徐爱是最为尊敬王阳明先生的一个人,也是最笃信先生学问的弟子。
正德八年(1513)春天,王阳明先生42岁,在越中居住。
王阳明起初打算到家之后就与徐爱同游天台雁**山水,但由于家人和乡亲的牵绊缠身而被耽搁下来。
到了五月末,王阳明与徐爱等数友相约,等候黄绾未至,于是几个人从上虞入四明山,观白水,寻龙溪之源;登杖锡,至雪窦,上千丈岩,以望天姥之华顶,他们打算于此地取道奉化至赤城,然恰逢长久干旱,山野天地都龟裂不堪,众人惨然,都闷闷不乐,于是又从宁波一同回到余姚。
黄绾以书迎王阳明先生,王阳明先生在回信中写道:“和诸位朋友一起的这次旅行,我有一些心得,但是没有大的体悟。其中最让我觉得遗憾的是黄宗贤没能同行。年轻的后辈们习气已深,虽有美好品质,但是却逐渐消失殆尽。此事正如浪里淘沙,会有见金时,但眼下暂时却还不能得到。”
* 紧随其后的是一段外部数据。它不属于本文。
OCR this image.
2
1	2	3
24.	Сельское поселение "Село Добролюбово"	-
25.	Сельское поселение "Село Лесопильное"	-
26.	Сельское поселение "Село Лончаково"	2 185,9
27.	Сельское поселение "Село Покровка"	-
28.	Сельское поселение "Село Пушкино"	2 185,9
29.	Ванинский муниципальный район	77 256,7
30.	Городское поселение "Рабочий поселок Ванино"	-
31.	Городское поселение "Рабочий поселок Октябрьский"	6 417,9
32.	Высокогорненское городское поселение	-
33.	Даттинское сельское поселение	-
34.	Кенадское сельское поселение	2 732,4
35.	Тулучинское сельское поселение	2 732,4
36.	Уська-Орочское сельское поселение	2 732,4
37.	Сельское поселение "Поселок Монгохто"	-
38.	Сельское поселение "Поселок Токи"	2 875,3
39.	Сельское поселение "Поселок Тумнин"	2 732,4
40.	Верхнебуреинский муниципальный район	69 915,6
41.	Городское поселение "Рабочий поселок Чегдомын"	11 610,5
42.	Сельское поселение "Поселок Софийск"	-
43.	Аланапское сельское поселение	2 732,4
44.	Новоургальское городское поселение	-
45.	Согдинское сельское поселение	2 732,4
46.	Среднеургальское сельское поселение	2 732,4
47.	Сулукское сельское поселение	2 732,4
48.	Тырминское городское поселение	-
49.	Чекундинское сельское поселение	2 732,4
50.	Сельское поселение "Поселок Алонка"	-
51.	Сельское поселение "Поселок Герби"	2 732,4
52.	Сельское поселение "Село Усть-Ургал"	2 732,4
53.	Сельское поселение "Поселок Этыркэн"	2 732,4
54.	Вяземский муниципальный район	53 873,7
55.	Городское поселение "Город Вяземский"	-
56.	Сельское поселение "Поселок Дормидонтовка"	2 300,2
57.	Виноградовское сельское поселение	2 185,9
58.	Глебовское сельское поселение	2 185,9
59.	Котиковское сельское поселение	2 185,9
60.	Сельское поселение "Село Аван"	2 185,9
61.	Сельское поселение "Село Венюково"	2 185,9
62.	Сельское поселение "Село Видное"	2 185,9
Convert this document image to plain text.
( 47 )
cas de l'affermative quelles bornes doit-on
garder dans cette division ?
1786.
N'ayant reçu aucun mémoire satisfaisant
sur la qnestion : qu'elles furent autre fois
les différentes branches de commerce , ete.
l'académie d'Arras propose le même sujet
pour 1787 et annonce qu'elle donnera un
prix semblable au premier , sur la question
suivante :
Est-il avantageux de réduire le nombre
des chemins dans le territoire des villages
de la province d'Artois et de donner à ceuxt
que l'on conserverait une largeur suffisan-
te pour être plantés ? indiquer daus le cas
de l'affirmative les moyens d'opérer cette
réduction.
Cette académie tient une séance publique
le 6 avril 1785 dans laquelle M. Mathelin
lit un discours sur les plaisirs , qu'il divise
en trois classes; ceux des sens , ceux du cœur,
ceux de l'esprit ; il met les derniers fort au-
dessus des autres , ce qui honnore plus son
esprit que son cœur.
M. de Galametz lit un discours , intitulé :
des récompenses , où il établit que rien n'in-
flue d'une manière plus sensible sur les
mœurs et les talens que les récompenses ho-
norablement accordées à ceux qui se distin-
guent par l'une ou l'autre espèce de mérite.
王阳明此番游玩虽为山水,实则注意教化徐爱、黄绾二弟子。王阳明先生所点化的门生最有收获的时候就是在登游山水间聆听王阳明先生的感悟的时候。
讲学盛况
滁州地方山清水秀,是名副其实的名胜佳地。王阳明在此地监督马政。滁州地方地理偏僻,王阳明的官务也因而闲散。王阳明白天与门人遨游于琅琊境内的滚泉之间,夜晚环绕龙潭而坐者数人,其歌声震彻山谷。诸生随地请教,王阳明先生就当今时事教化之,每个人都有大的收获,于是踊跃歌舞乐之。旧学之士,亦来此地增进学养。
可以说王阳明先生从游者众是从滁州开始的。
省察克治
孟源问:“静坐中思虑纷杂,不能强禁绝!”
王阳明回答道:“纷杂思虑,也是不能够强禁绝的;只就思虑萌动处省察克治,到天理精明后,有个物各付物的意思,自然精专无纷杂之念。这正是《大学》所谓的‘知止而后有定’。”
孟源打算依靠静坐而除去繁杂之念,而王阳明先生的谕示则表明,通过动静一贯的修炼才能达到最好的境界。思虑萌动是我们的常态,为何要强加禁止呢?唯有顺合天理才是正道。静坐的功夫有时并非无益,但专依此计则容易陷入枯禅之偏颇。
惜别诸友
正德九年(1514),王阳明先生43岁,继续留任安徽滁州。
四月,王阳明先生被朝廷升为南京鸿胪寺卿。滁阳诸友依依惜别,送至乌衣江,不能忍别,留居江浦,目送王阳明先生渡江。
为敦促他们早日归去,王阳明先生填词道:
滁之水,入江流,江潮日复来滁州。
相思若潮水,来往何时休?
空相思,亦何益?
欲慰相思情,不如崇令德。
掘地见泉水,随处无弗得。
何必驱驰为?千里远相即。
君不见尧羹与舜墙?
又不见孔与跖对面不相识?
逆旅主人多殷勤,出门转盼成路人。
上词中其真挚情感令人佩服。
教导法大变
五月,王阳明抵达新任所南京。
不几天徐爱也来到南京,师徒同门之间的交流日益亲密。黄宗明、薛侃、马明衡、陆澄、季本、许相卿、王激、诸偁、林达、张寰、唐俞贤、饶文璧、刘观时、郑骝、周积、郭庆、栾惠、刘晓、何鳌、陈杰、杨杓、白说、彭一之、朱箎等,同聚师门,朝夕相处琢磨讲学之道,砥砺不懈。
与此同时,有人对之评论道:“在滁州游学的弟子中有不少人喜欢空谈阔论,也有人事实上已经背离王阳明的学说了!”
王阳明先生对此的回答是:“我多年来一直打算惩世俗之卑猥污浊,导引学者多就高尚幽远之法,以救时弊。今见学者渐有流入空远玄虚,为求超脱新奇之论,对此我的确有些遗憾。因此现在我在南京论学的时候,只教学者存天理、去人欲,这些都是为了省察克治实功。”
可见,王阳明先生的反思是时刻进行,且不断发生改变的。